Investment can be considered in Tata Pure Equity fund on the back of sustained three and five-year returns.
The fund seeks to invest in fundamentally undervalued large-cap companies. But the current portfolio does not appear to hold too many stocks from the above-mentioned category.
The fund has outpaced the benchmark BSE Sensex by a huge margin during the five-year period. Of the 41 stocks in the fund’s portfolio 14 are from the Sensex basket, thus taking advantage of the narrow index rally.

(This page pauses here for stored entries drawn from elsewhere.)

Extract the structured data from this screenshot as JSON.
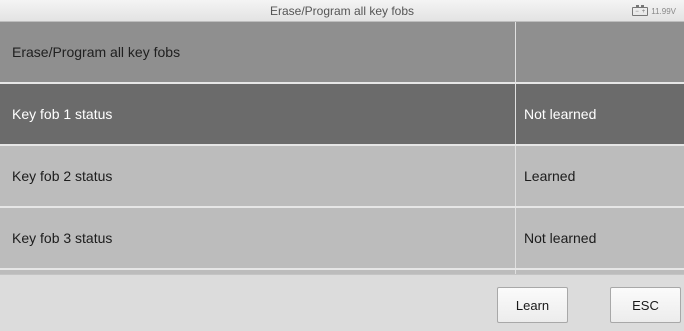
{
  "title_bar": {
    "title": "Erase/Program all key fobs",
    "battery_voltage": "11.99V",
    "battery_icon": "battery-icon"
  },
  "table": {
    "header": {
      "label": "Erase/Program all key fobs",
      "value": ""
    },
    "rows": [
      {
        "label": "Key fob 1 status",
        "value": "Not learned",
        "selected": true
      },
      {
        "label": "Key fob 2 status",
        "value": "Learned",
        "selected": false
      },
      {
        "label": "Key fob 3 status",
        "value": "Not learned",
        "selected": false
      }
    ]
  },
  "buttons": {
    "learn": "Learn",
    "esc": "ESC"
  },
  "colors": {
    "header_row": "#8f8f8f",
    "selected_row": "#6b6b6b",
    "normal_row": "#bcbcbc"
  }
}
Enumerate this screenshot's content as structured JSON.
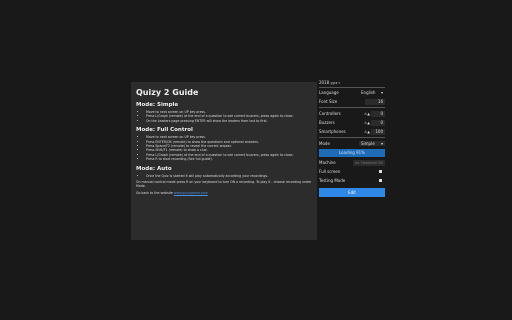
{
  "guide": {
    "title": "Quizy 2 Guide",
    "sections": [
      {
        "heading": "Mode: Simple",
        "items": [
          "Move to next screen on UP key press.",
          "Press L/Graph (remote) at the end of a question to see correct buzzers, press again to close.",
          "On the Leaders page pressing ENTER will show the leaders from last to first."
        ]
      },
      {
        "heading": "Mode: Full Control",
        "items": [
          "Move to next screen on UP key press.",
          "Press ENTER/OK (remote) to show the questions and optional answers.",
          "Press Space/F2 (remote) to reveal the correct answer.",
          "Press Shift/F1 (remote) to show a clue.",
          "Press L/Graph (remote) at the end of a question to see correct buzzers, press again to close.",
          "Press R to start recording (See full guide)."
        ]
      },
      {
        "heading": "Mode: Auto",
        "items": [
          "Once the Quiz is started it will play automatically according your recordings."
        ]
      }
    ],
    "note": "On manual control mode press R on your keyboard to turn ON a recording. To play it - choose recording under Mode.",
    "back_text": "Go back to the website",
    "back_link": "www.quizygame.com"
  },
  "panel": {
    "title": "2018 רבעון",
    "language_label": "Language",
    "language_value": "English",
    "fontsize_label": "Font Size",
    "fontsize_value": "16",
    "controllers_label": "Controllers",
    "controllers_value": "0",
    "buzzers_label": "Buzzers",
    "buzzers_value": "0",
    "smartphones_label": "Smartphones",
    "smartphones_value": "100",
    "mode_label": "Mode",
    "mode_value": "Simple",
    "loading_text": "Loading 91%",
    "machine_label": "Machine",
    "machine_placeholder": "ex. Headroid 0000",
    "fullscreen_label": "Full screen",
    "testing_label": "Testing Mode",
    "edit_label": "Edit",
    "accent_color": "#2f87e6"
  }
}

Suitability: It being a large cap fund, its risk profile is more subdued when compared to a diversified flexi-cap fund as the large-cap tilt may provide some cushion during declines. While the fund is actively managed in terms of picking the right sectors and stocks, its portfolio churning is less aggressive. However, the fund ensures locking-in gains through periodical and systematic booking of profits. Investors opting to invest in the fund can route their investments through a systematic investment plan as this route has generated superior returns, perhaps capitalising on the volatility witnessed in the markets.
Performance: The fund has generated a return of 56 per cent and outpaced the benchmark by 11 percentage points. During the same period, an investment through the SIP route would have earned 80 per cent.
On a monthly rolling return basis, the fund has managed to beat its benchmark only on 12 of the last 24 months. The outperformance on those occasions has however been substantial, thus generating adequate returns for the risk undertaken.
The fund has particularly been successful, so far, in identifying sector downtrends, thus containing losses. For instance, during the early part of the year, it completely moved out from cement stocks before the sector underwent a huge correction. It similarly pruned exposure to IT stocks on initial signs of the sector underperforming the broad markets.